Now hear me out. This isn’t some doom and gloom blog where I tell you to suck it up and get tough. While I believe there is a time and a place for pushing harder what I really want for you and what I have had to train into myself, is to disassociate the word hard with bad. Think about where your brain went in the first paragraph. I wrote hard, you though something bad. Right? If I tell you to do 50 push-ups it would typically feel like punishment, it by no means needs to be a reward but push-ups are the single handed best bodyweight exercise a human can do? Wouldn’t that help make you stronger, tighten your core and reduce back pain. Are those bad things? Not at all, they are actually awesome. Doesn’t make them any easier, especially at the start but the reward at the end far outweighs the short term hard.

Unless you live under a rock and have denounced all electronics you’ve probably been to a movie or watched one at home in the last couple of years. It doesn’t matter at all what the movie was, could be a rom-com, horror or a children’s show. Think about the movie for a moment. Was there adversity in the movie? I can guarantee it. As a species we literally crave the shit. No one wants to watch a movie where the premise is everything’s easy and nothing goes wrong. Adversity is built into our DNA, it’s built into every living things DNA. Almost every story we ever tell has adversity in it otherwise it probably isn’t worth telling. We are meant to strive, to work hard for what we want and to maybe make a sacrifice along the way. Easy is boring it’s vanilla and it doesn’t put us in the situation where when it is our time we are ready to succeed.

I am a guy that had to learn this. And I learned it the hard way. I was 32 I had a 2 year old daughter and I was soft in every way imaginable and my life was crumbling around me. Now when I say soft I mean I was breathing heavy going up the stairs, a minor inconvenience would cause a meltdown and I couldn’t cope with anything, sometimes even when it went the way it was supposed to. I would either grab a drink or wallow in my own self pity. I was close to destroying my marriage and I hated myself. I would love to pretend I didn’t know how I got there but even as it was happening I knew, just like you probably do too. I spent most of my energy avoiding anything hard, procrastinating and just generally trying to have the easiest life possible. I thought that was where happiness would be.

But there is a funny thing about happiness. It is never where we are looking for it but always right where we left it. Think about it. Have you ever finished a workout and been upset with yourself? Nope, typically your pretty content, maybe even a little proud. But then you don’t go back to the gym for a week while you are out searching for happiness like it is somewhere you don’t know of yet. All the while you probably have a building frustration as to why you can’t find happy. How have we become so dumb and brainwashed that we cannot retrace our steps to happiness. Why do we always need to search for it in a new place rather than the last place we had it? What a funny thing when you really think about it. Happiness has never been lost, It can’t be but what we seem to forget is that it has to be earned, it is made and the payment is hard work.

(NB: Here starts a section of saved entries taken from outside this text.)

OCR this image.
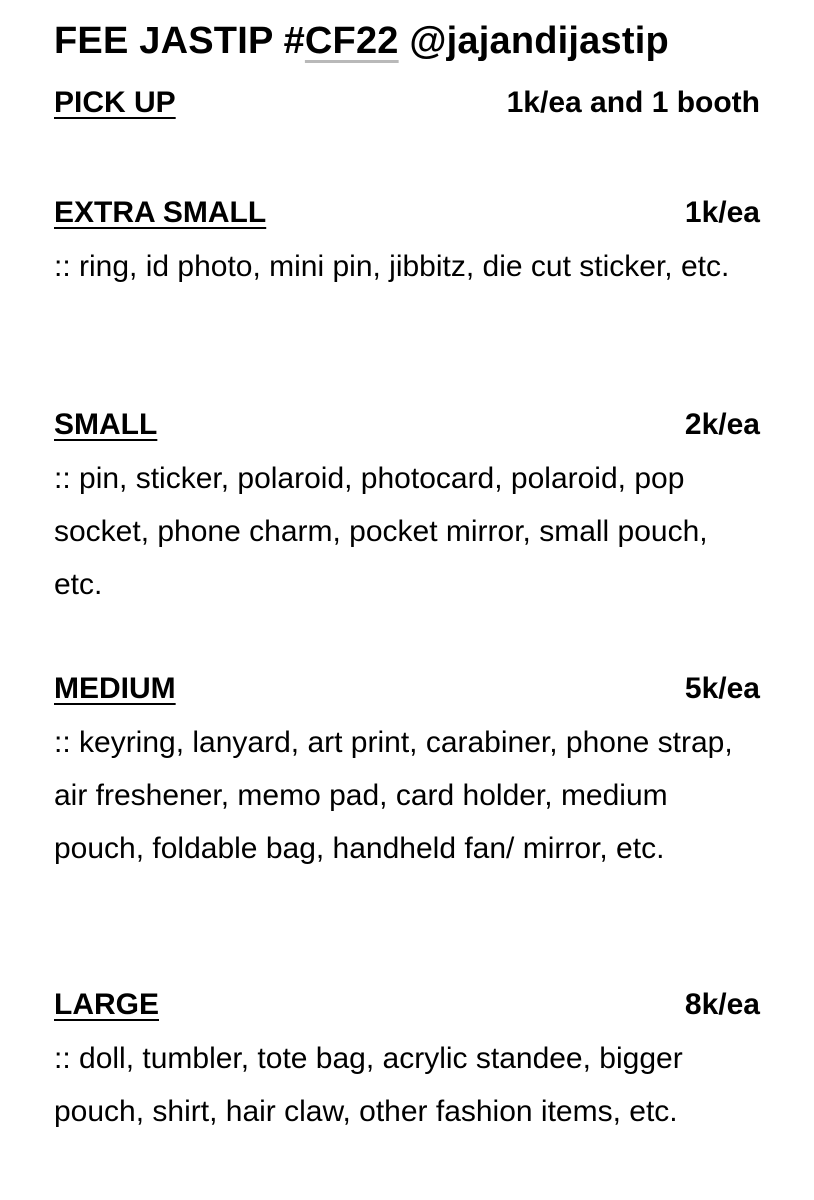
FEE JASTIP #CF22 @jajandijastip
PICK UP	1k/ea and 1 booth
EXTRA SMALL	1k/ea

:: ring, id photo, mini pin, jibbitz, die cut sticker, etc.

SMALL	2k/ea

:: pin, sticker, polaroid, photocard, polaroid, pop socket, phone charm, pocket mirror, small pouch, etc.

MEDIUM	5k/ea

:: keyring, lanyard, art print, carabiner, phone strap, air freshener, memo pad, card holder, medium pouch, foldable bag, handheld fan/ mirror, etc.

LARGE	8k/ea

:: doll, tumbler, tote bag, acrylic standee, bigger pouch, shirt, hair claw, other fashion items, etc.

But the best part about the hard work is it’s all relevant and hard and fun don’t have to be mutually exclusive. Your hard is just that YOURS. It may take something completely different for me to feel I have put the necessary work in. But isn’t that awesome? You get to define the rules of  the game and the more you understand that and work at it the better you get at the game. It doesn’t get any easier but you know what is really fun? Being the best at the hardest game, not winning the easiest one.